Background
Scrivener on Mac
Maverick
Proficient PC and Mac User
Using Scrivener for two years.
Current Situation
I am 30k words into a book which I started at the beginning of the month. It has four chapters with between 8 and 10 scenes in each.
I compile regularly (every few days) both in ePub and mobi - It allows me to share to my partner and to ‘spot’ necessary edits on my iPad.
Up until this point I have never had any problems.
Problem
This week I launched into Chapter 5
When I compiled, I found the font was different from the other 4 chapters. Yet I had not changed any settings.
I tried a huge number of solutions
[list=]Selecting all font and ensuring it was formatted the same.
I tried duplicating the original chapters and typing my new text in there.
I took all my text out to word pad and removed formatting.
I changed the default fonts in preferences.
I tried a variety of ePub options.
[/list]
The result is still the same. Any new chapters or scenes I add, end up compiled into some basic font that is different from the first four chapters (a pleasant looking font, but no way to tell what it is in the ePub)
If I add an additional scene onto the previous chapters, its fine, unless I promote the scene to chapter, or I add another scene.
Anything I duplicate from the first four chapters, retains the format. The moment I paste something else in, I end up with this basic font again.
Help, I have been tearing my hair out for hours. Thanks
With the binder open and both chapter 4 (presumably a properly formatted chapter) & chapter 5 folders expanded and visible, open the compile window and go to the Formatting section. Click on each of the rows; they should show a highlight in yellow in both the compiler window and any corresponding files visible in the binder that will be affected by that formatting row.
Click on each one until your chapter 4 files are highlighted (the ones that are correspond to the problematic chapter 5 files). Does it also highlight the chapter 5 files? Is there anything different about chapter 5 that would set it apart from chapter 4?
I compile to ePub and I get the first four chapters in an attractive font the next chapter in something more basic, possibly arial or more likely courier.
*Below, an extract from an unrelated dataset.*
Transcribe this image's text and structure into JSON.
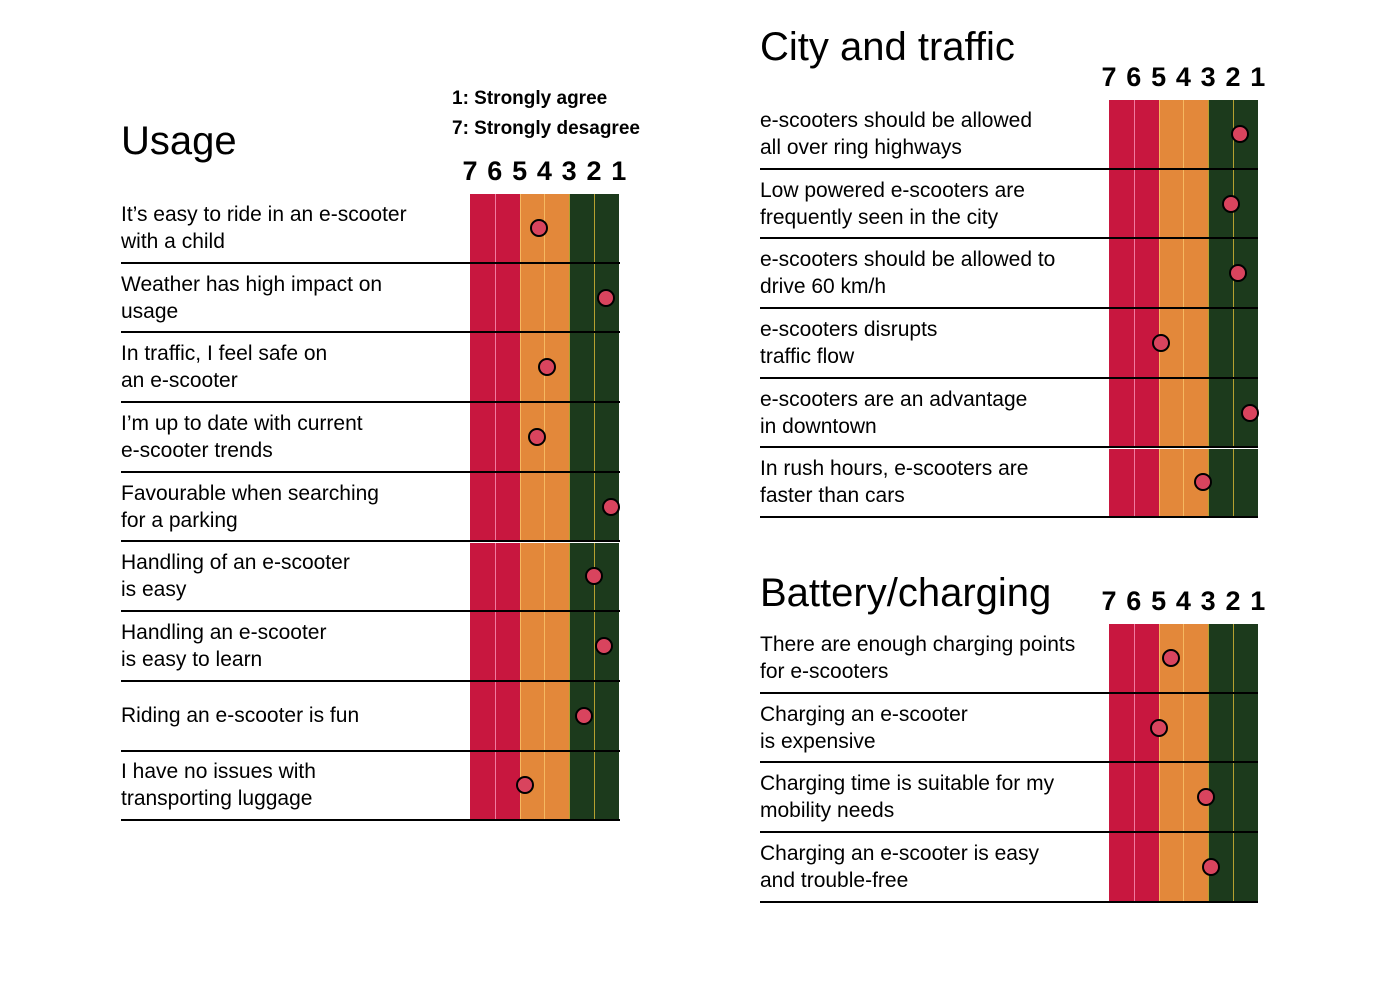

The font size is smaller.
Well, that’s exhausted all of my ideas. I’m no e-book expert, but there definitely seems to be something odd about epub not working properly, but kindle & PDF formatting properly.
I’m stumped; sorry.
Here are a couple of wild stabs in the dark that might fix the problem even as they leave the cause a mystery:
Try creating a new project from the same template you used for your troublesome one, drag all your chapters over to the new one (they’ll be copies, so won’t affect the original), and see if compiling from the new project fixes the problem.
Another approach: create a new chapter 5 folder & empty text documents as you normally would. Copy & paste the contents from the misbehaving chapter 5 documents, see if that solves the problem.
It’s got me totally stumped. I began to wonder if Mac had changed something in iBooks or a Scrivener update had happened. Nothing makes sense. Its only in ePub.
Keep an eye on this space. Maybe Ioa or Keith will spot this thread and chime in with more erudite suggestions. Or see if mailing tech support with your problem helps; you may need to make a copy, clean out any bulky support documents, and zip it up for mailing if they request it. Sometimes the issue becomes clear when an expert tries out an offending project.
Thanks again Robert… the one thing you suggest that I have not tried is to start a new project. I will give that a go.
Here is an interesting thing.
When I look at ePub (iBooks in Apple) I get the option to read the book in around eight different fonts.
When I change to any of these Fonts… all my text changes beautifully with the exception of the ‘troublesome’ chapters.
What happens if you temporarily move the first document that exhibits this weird font issue lower in the binder, or even out of the draft folder entirely? Make sure it’s the very first document that has any of this font oddness, even if it starts part way through the text. What I’m thinking here is that there are some rogue codes that only affect font choice in epubs (possibly only epubs read in iBooks).
Just a thought: if the only problem now is the .epub version, download Sigil (it is free) and open the .epub in Sigil. This will at least let you look at the raw .xhtml and .css code that is causing the problem.
You could also use Sigil to fix the epub, though this is clearly not going to fix whatever is going on in your Scrivener project.
Sigil may uncover the issue faster than fiddling with your project. For instance, I was just thinking that an invisible, rogue font code could be present at the very end of the last chapter 4 document. Or in the text area of the chapter 5 folder. Knowing where the font is being specified for certain can at least narrow down what to look for in the project.